清水正人/いちめんの嵌め殺しの波しんしんと調理場の窓海に向かへり

清水正人『波座』(ながらみ書房・2009年)


 

今回も前回前々回に引き続き、飲食に携わる仕事の歌である。

 

タイトルの『波座』は「なぐら」と読む。主に静岡や和歌山、宮城、茨城などで使われる言葉で、波のうねりや沖で起こる高波を意味する。

 

掲出歌の作者清水正人は1956(昭和31)年静岡県湖西市生まれ。2000(平成12)年に「水甕」に入会、2008(平成20)年に「水甕」編集委員と静岡県歌人協会委員に就任している。『波座』は第1歌集である。

 

清水は40歳頃まで東京で会社勤めをしていたが帰郷し、湖西市の鷲津にある家業の食堂を継いで3代目となった。

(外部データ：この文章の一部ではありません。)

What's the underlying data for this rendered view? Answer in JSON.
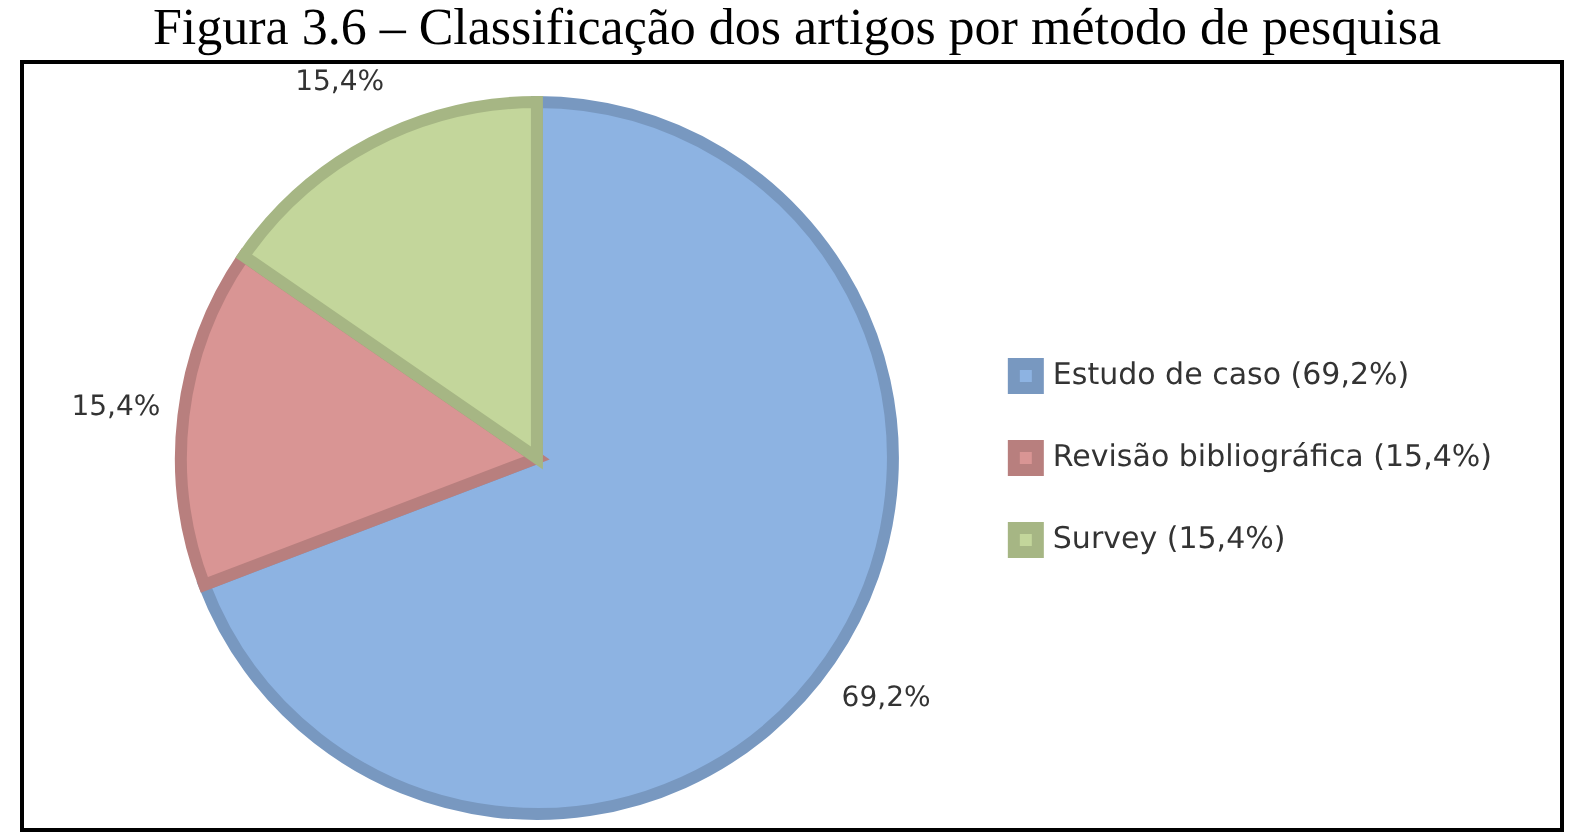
{
  "chart_data": {
    "type": "pie",
    "title": "Figura 3.6 – Classificação dos artigos por método de pesquisa",
    "categories": [
      "Estudo de caso (69,2%)",
      "Revisão bibliográfica (15,4%)",
      "Survey (15,4%)"
    ],
    "values": [
      69.2,
      15.4,
      15.4
    ],
    "colors": [
      "#8db3e2",
      "#d99594",
      "#c3d69b"
    ],
    "value_labels": [
      "69,2%",
      "15,4%",
      "15,4%"
    ],
    "legend": "right"
  }
}
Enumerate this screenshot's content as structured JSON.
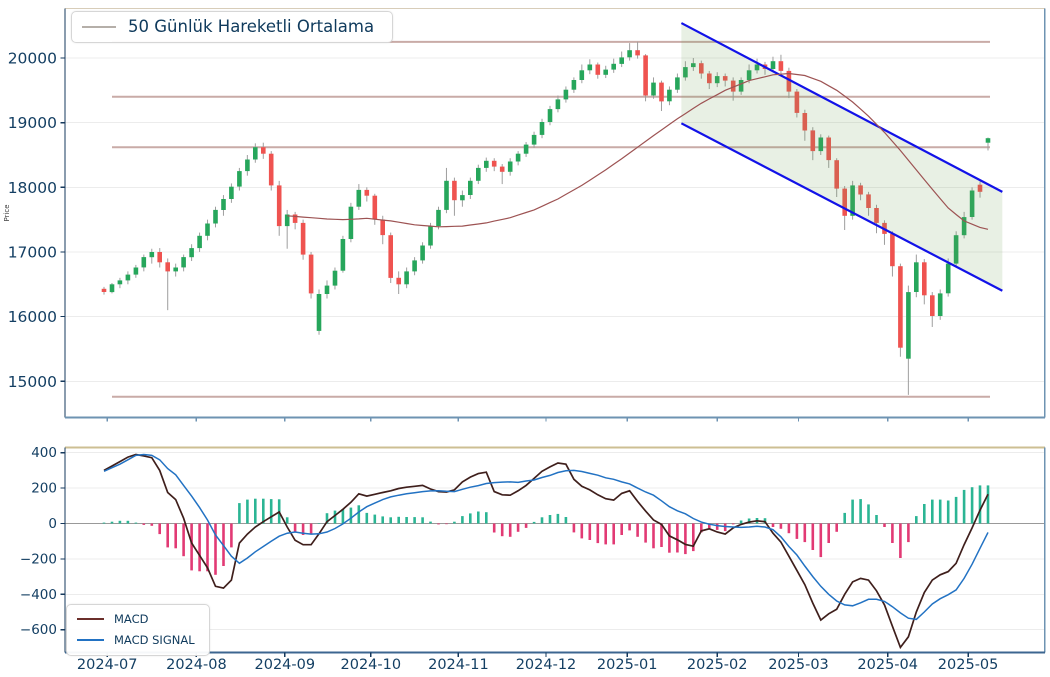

仕事の歌を多く取り上げてきたが、飲食に携わる歌人も多くはないものの存在する。清水の出身高校の古文教師でもあった村木道彦の跋文によれば、鷲津は工業都市である浜松市に近接し、清水が故郷を離れていた約20年の間に浜松の主な産業である繊維、楽器、輸送用機器の下請け企業の労働力として日系ブラジル人を中心とした外国人が流入してきているという。歌を読むと、清水はそうした日系ブラジル人を対象にした食堂を経営していることがわかる。

 

掲出歌は歌集冒頭の2首目に掲げられている。「いちめんの嵌め殺し」でまず作者の感じている圧迫感や切迫感を提示し、それが「波」と「調理場の窓」の両方に掛かる。「しんしんと」は「波」を受けつつ、「海」と「向かへり」に掛かる複雑な構造の文体だ。そしてそれが作者の鬱屈とした心情をあますところなく表現している。

 

 

ガスに火の廻るたまゆら西風(にし)巻けば同報無線の語尾めくれゐつ
みつしりと底まで大汗かきをればペットボトルの置き所なし
ブイヨンの濁り引かむと卵白のうすくらがりを指に梳きゐつ
くたくたとフェージョ煮ゆるを逆光にほほゑみは深き宙吊りの疵

 

 

四首目の「フェージョ」には「〔ポ〕黒いんげん豆」の語釈が付される。〔ポ〕はポルトガル語だ。ブラジルを代表する料理にフェジョアーダがあるが、これは黒インゲン豆と豚肉や牛肉(内臓や耳、鼻、足、尻尾などの部分も含む)を煮込んだもので、おそらくそれを作っているものと思う。二句までは仕事に即した現実の景色を詠むが、下句は作者の心情の描写に力点が置かれ、一気に人生の苦みが漂う。清水の仕事の歌はこうした造りのものが多い。その意味で仕事の歌というよりも労働の歌と呼んだ方が清水の歌の位相によりふさわしい気がする。

 

体験や見聞きしたものを描くとき、事象にクローズアップして描くのと心情にクローズアップして描くのでは、読後感は当然異なる。心情により比重が置かれるとき、否応なくそれまでの来し方が背後に漂ってくる。そのときに一種の男くささが満たされるところに清水の歌の個性があり、最近ではめずらしい味わいを持つ歌集として、刊行当時から強く記憶している一冊である。